Quel financement pour la réforme de l’assurance maladie ?

La réforme de l’assurance maladie a un coût, et il convient de noter que ce sont principalement les assurés qui vont le supporter.
Sont prévues l’instauration du forfait d’1 e (dans un premier temps) payé par le patient pour chaque acte médical, et l’augmentation du forfait hospitalier de 13 e à 16 e dans les trois ans à venir (il était de 3,05 e lors de son instauration en 1983). Au programme également des hausses de la csg de 0,4 % pour les retraités imposables, de 0,7 % sur les revenus du patrimoine et de 2 % sur ceux des jeux.
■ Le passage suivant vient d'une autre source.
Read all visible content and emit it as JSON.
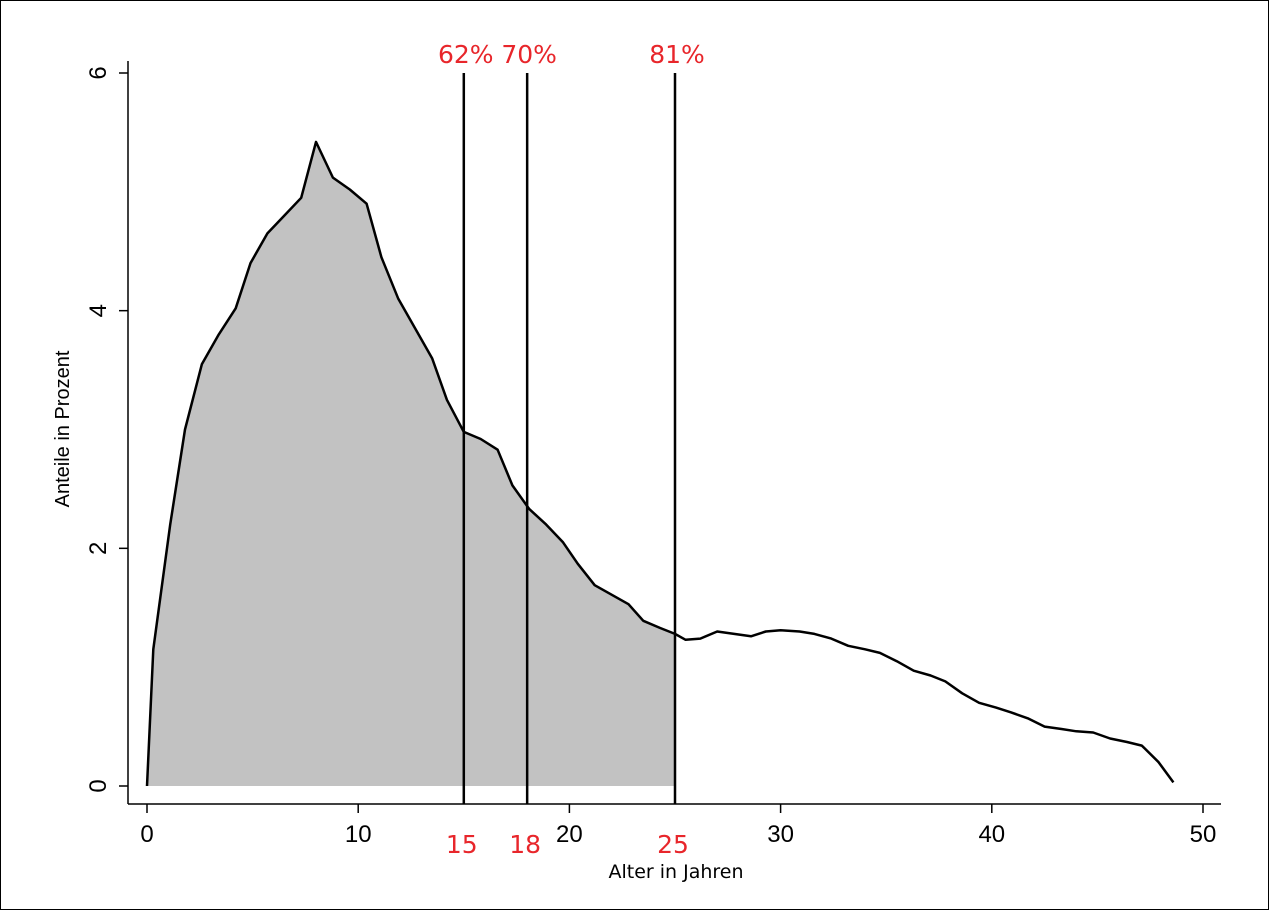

Quand aux salariés, ils paieront la csg et la crds sur 97 % de leur salaire et non plus sur les 95 % actuels, ce qui équivaut donc à une augmentation d’impôts sur le revenu.
Pour les petits revenus ne pouvant bénéficier de la Couverture Maladie Universelle (CMU), une aide à l’acquisition d’une assurance complémentaire est prévue. Sont concernés ceux dont les ressources sont comprises entre le plafond de la CMU (566,5 euros) et ce plafond majoré de 15 % (651,47 euros). Le montant de l’aide sera de 75, 150 ou 250 euros, selon l’âge de l’assuré. Cette aide sera financée par un prélèvement sur les fonds de financement de la CMU, donc sur les fonds de l’assurance maladie.